Aksi Demo Mahasiswa Miskin Kajian Rentan Ditunggangi
Oleh : Indah Kumalasari )*
Demonstrasi mahasiswa beberapa hari lalu seringkali dikait-kaitkan dengan gelombang protes mahasiswa tahun 1998. Berbeda dengan mahasiswa senior yang menumbangkan rezim Orde Baru, demonstrasi mahasiswa saat ini atau zaman now dinilai miskin kajian akademik dan hanya bersifat ikut-ikutan. Tidak jarang, demonstrasi tersebut ditunggangi kepentingan asing dan akhirnya berujung ricuh dan menyulitkan masyarakat luas. Mahasiswa tidak boleh lepas tangan.
Kiprah mahasiswa yang populer sebagai pembawa aspirasi rakyat, mungkin terdengar keren. Apalagi, gerakan turun ke jalan, dengan embel-embel keadilan serta solidaritas yang berada dalam genggaman. Bisa juga sebagai panggilan hati saat warga negeri merasa ada di posisi paling kiri, terabai. Mahasiswa dengan segala kekurangan dan kelebihannya bersiap membantu warga, demi aspirasinya yang sampai kepada sang penguasa negara.
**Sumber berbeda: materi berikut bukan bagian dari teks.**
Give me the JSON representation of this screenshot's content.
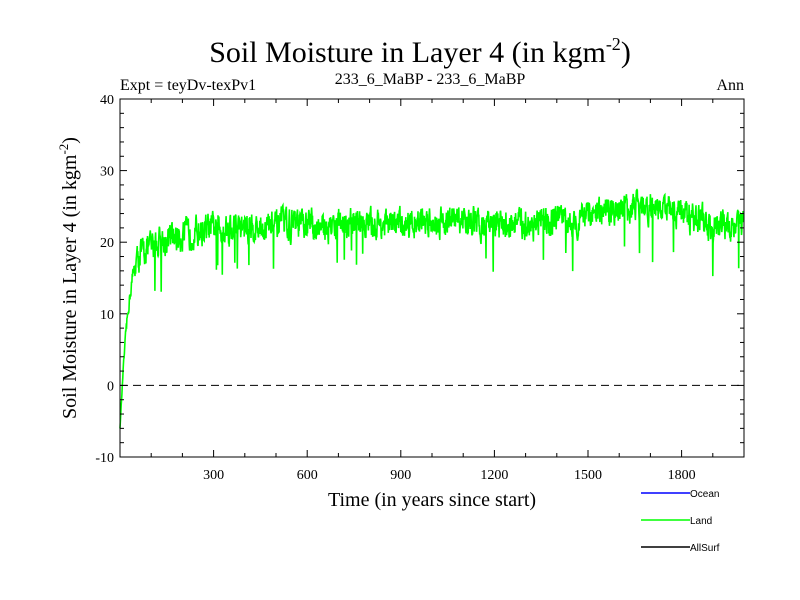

Potret demontrasi di negeri akhir-akhir ini kian rumit. Carut marut pro kontra akibat beberapa peraturan yang dinilai “nyleneh” untuk masyarakat mengalami bombardir protes. Mahasiswa membentuk sebuah aliansi, dimana tujuan utama ialah menjadikan pemerintahan lebih sempurna, dalam melaksanakan kewajibannya. Namun, aksi murni semacam ini harus kandas, ketika banyaknya laporan anarkis yang terjadi di saat aksi demo tersebut berlangsung. Sangat disayangkan bukan?
Beberapa waktu lalu, aneka demonstrasi menyikapi RKUHP dan Revisi UU KPK berujung ricuh di depan Gedung DPRD Jawa Barat, wilayah Kota Bandung. Setidaknya terdapat seratusan lebih korban jiwa. Mahasiswa mengalami luka-luka, sesak napas, hingga kelelahan saat bentrok dengan aparat keamanan. Bahkan, enam diantaranya harus mendapatkan perawatan serius. Selebihnya hanya mendapatkan perawatan di kampus Universitas Islam Bandung (Unisba).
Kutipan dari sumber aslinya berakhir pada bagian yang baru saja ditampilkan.